Thermal Safety and Real-Time Predictability on Heterogeneous Embedded SoC Platforms
Recent embedded systems are designed with high-performance System-on-Chips (SoCs) to satisfy the computational needs of complex applications widely used in real life, such as airplane controllers, autonomous driving automobiles, medical devices, drones, and hand-held devices. Modern SoCs integrate multi-core CPUs and various types of accelerators including graphics processing units (GPUs), digital signal processing (DSP), video encoding, and decoding units. The performance gain of such SoCs comes at the cost of high power consumption, which in turn leads to high heat dissipation. Uncontrolled heat dissipation is one of the main sources of interference that can adversely affect the reliability and real-time performance of safety-critical applications. The mechanisms currently available to protect SoCs from overheating, such as frequency throttling or core shutdown, may exacerbate the problem as they cause unpredictable delay and deadline misses. Dynamic changes in ambient temperature further increase the difficulty of solving this problem.
This dissertation addresses the challenges caused by thermal interference in real-time mixed-criticality systems (MCSs) built with heterogeneous embedded SoC platforms.
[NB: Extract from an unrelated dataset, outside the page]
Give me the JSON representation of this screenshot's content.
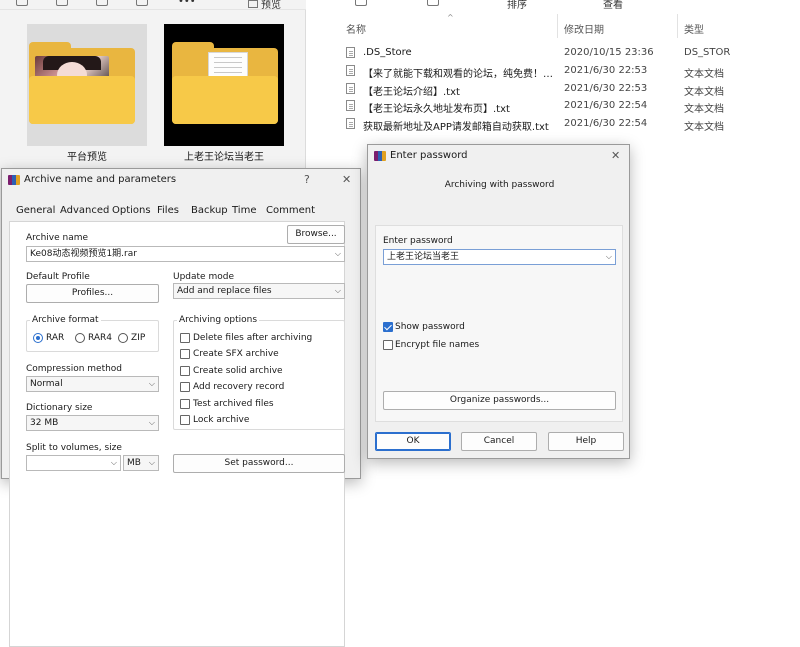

We propose a novel thermal-aware system framework with analytical timing and thermal models to guarantee safe execution of real-time tasks under the thermal constraints of a multi-core CPU/GPU integrated SoC. For mixed-criticality tasks, the proposed framework bounds the heat generation of the system at each criticality level and provides different levels of assurance against ambient temperature changes. In addition, we propose a data-driven thermal parameter estimation scheme that is directly applicable to MCSs built with commercial-off-the-shelf multi-core processors to obtain a precise thermal model without using special measurement instruments or access to proprietary information. The practicality and effectiveness of our solutions have been evaluated using real SoC platforms and our contributions will help develop systems with thermal safety and real-time predictability.